An optical interleaver is a 3-port passive fiber-optic device that is used to combine (Mux) two sets of dense wavelength-division multiplexing (DWDM) channels (odd and even channels) into a composite signal stream in an interleaving way. For example, optical interleaver takes two multiplexed signals with 100 GHz spacing and interleaves them, creating a denser DWDM signal with channels spaced 50 GHz apart. The process can be repeated, creating even denser composite signals with 25 GHz or 12.5 GHz spacing.

The device can be used in a reverse direction, forming an optical deinterleaver that separates a denser DWDM signal into odd channels and even channels. See schematic diagram.

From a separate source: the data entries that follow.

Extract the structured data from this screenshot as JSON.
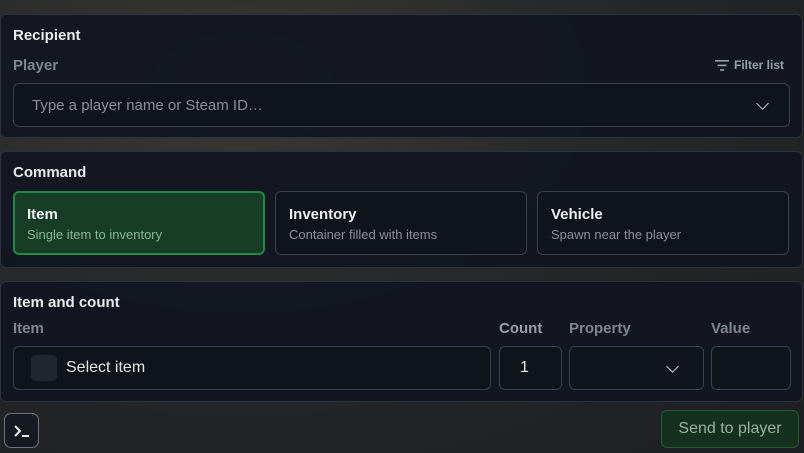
{
  "recipient": {
    "title": "Recipient",
    "player_label": "Player",
    "filter_label": "Filter list",
    "player_placeholder": "Type a player name or Steam ID…"
  },
  "command": {
    "title": "Command",
    "options": [
      {
        "title": "Item",
        "desc": "Single item to inventory",
        "selected": true
      },
      {
        "title": "Inventory",
        "desc": "Container filled with items",
        "selected": false
      },
      {
        "title": "Vehicle",
        "desc": "Spawn near the player",
        "selected": false
      }
    ]
  },
  "item_count": {
    "title": "Item and count",
    "item_label": "Item",
    "count_label": "Count",
    "property_label": "Property",
    "value_label": "Value",
    "item_select_text": "Select item",
    "count_value": "1",
    "property_value": "",
    "value_value": ""
  },
  "footer": {
    "send_label": "Send to player",
    "terminal_icon": "terminal-icon"
  },
  "colors": {
    "accent_green": "#1f8a44",
    "panel_bg": "#12161f",
    "border": "#3a404c"
  }
}
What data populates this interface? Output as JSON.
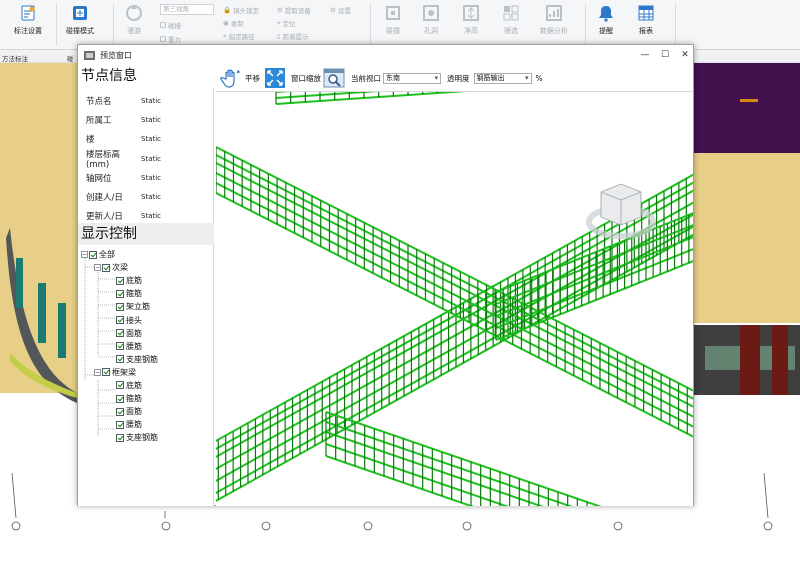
{
  "ribbon": {
    "left_button": "标注设置",
    "collide_mode": "碰撞模式",
    "roam": "漫游",
    "view_combo": "第三视角",
    "check_collide": "碰撞",
    "check_gravity": "重力",
    "lens_lock": "镜头锁定",
    "record": "录制",
    "specify_path": "指定路径",
    "extract_device": "提取设备",
    "locate": "定位",
    "dist_hint": "距离提示",
    "settings": "设置",
    "btn_collide": "碰撞",
    "btn_hole": "孔洞",
    "btn_clear": "净高",
    "btn_filter": "筛选",
    "btn_analysis": "数据分析",
    "btn_remind": "提醒",
    "btn_report": "报表",
    "group_left": "方法标注",
    "group_collide": "碰"
  },
  "dialog": {
    "title": "预览窗口",
    "min": "—",
    "max": "☐",
    "close": "✕"
  },
  "node_info": {
    "header": "节点信息",
    "rows": [
      {
        "label": "节点名",
        "value": "Static"
      },
      {
        "label": "所属工",
        "value": "Static"
      },
      {
        "label": "楼",
        "value": "Static"
      },
      {
        "label": "楼层标高(mm)",
        "value": "Static"
      },
      {
        "label": "轴网位",
        "value": "Static"
      },
      {
        "label": "创建人/日",
        "value": "Static"
      },
      {
        "label": "更新人/日",
        "value": "Static"
      }
    ]
  },
  "display_control": {
    "header": "显示控制",
    "root": "全部",
    "groups": [
      {
        "label": "次梁",
        "items": [
          "底筋",
          "箍筋",
          "架立筋",
          "接头",
          "面筋",
          "腰筋",
          "支座钢筋"
        ]
      },
      {
        "label": "框架梁",
        "items": [
          "底筋",
          "箍筋",
          "面筋",
          "腰筋",
          "支座钢筋"
        ]
      }
    ]
  },
  "toolbar": {
    "pan": "平移",
    "zoom_window": "窗口缩放",
    "view_label": "当前视口",
    "view_value": "东南",
    "transparency_label": "透明度",
    "transparency_value": "钢筋输出",
    "percent": "%"
  },
  "colors": {
    "rebar": "#1fc01f",
    "rebar_dark": "#0b7a0b",
    "model_tan": "#e8cf88",
    "model_purple": "#43114e"
  }
}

For example, in most DWDM equipment, the standard channel spacing is 100 GHz. But spacing the signal-carrying frequencies every 50 or even 25 GHz can double or even quadruple the number of channels per fiber. Thus, optical interleaver can expand the number of channels per fiber, and devices and/or networks can be upgraded without requiring that all devices be upgraded.

Optical interleaver is based on multiple-beam interference. Currently, there are two approaches to building optical interleaver: 1) Step-phase Michelson interferometer, and 2) Birefringent crystal networks. The former is based on Michelson interferometer combined with Gires-Tournois interferometer.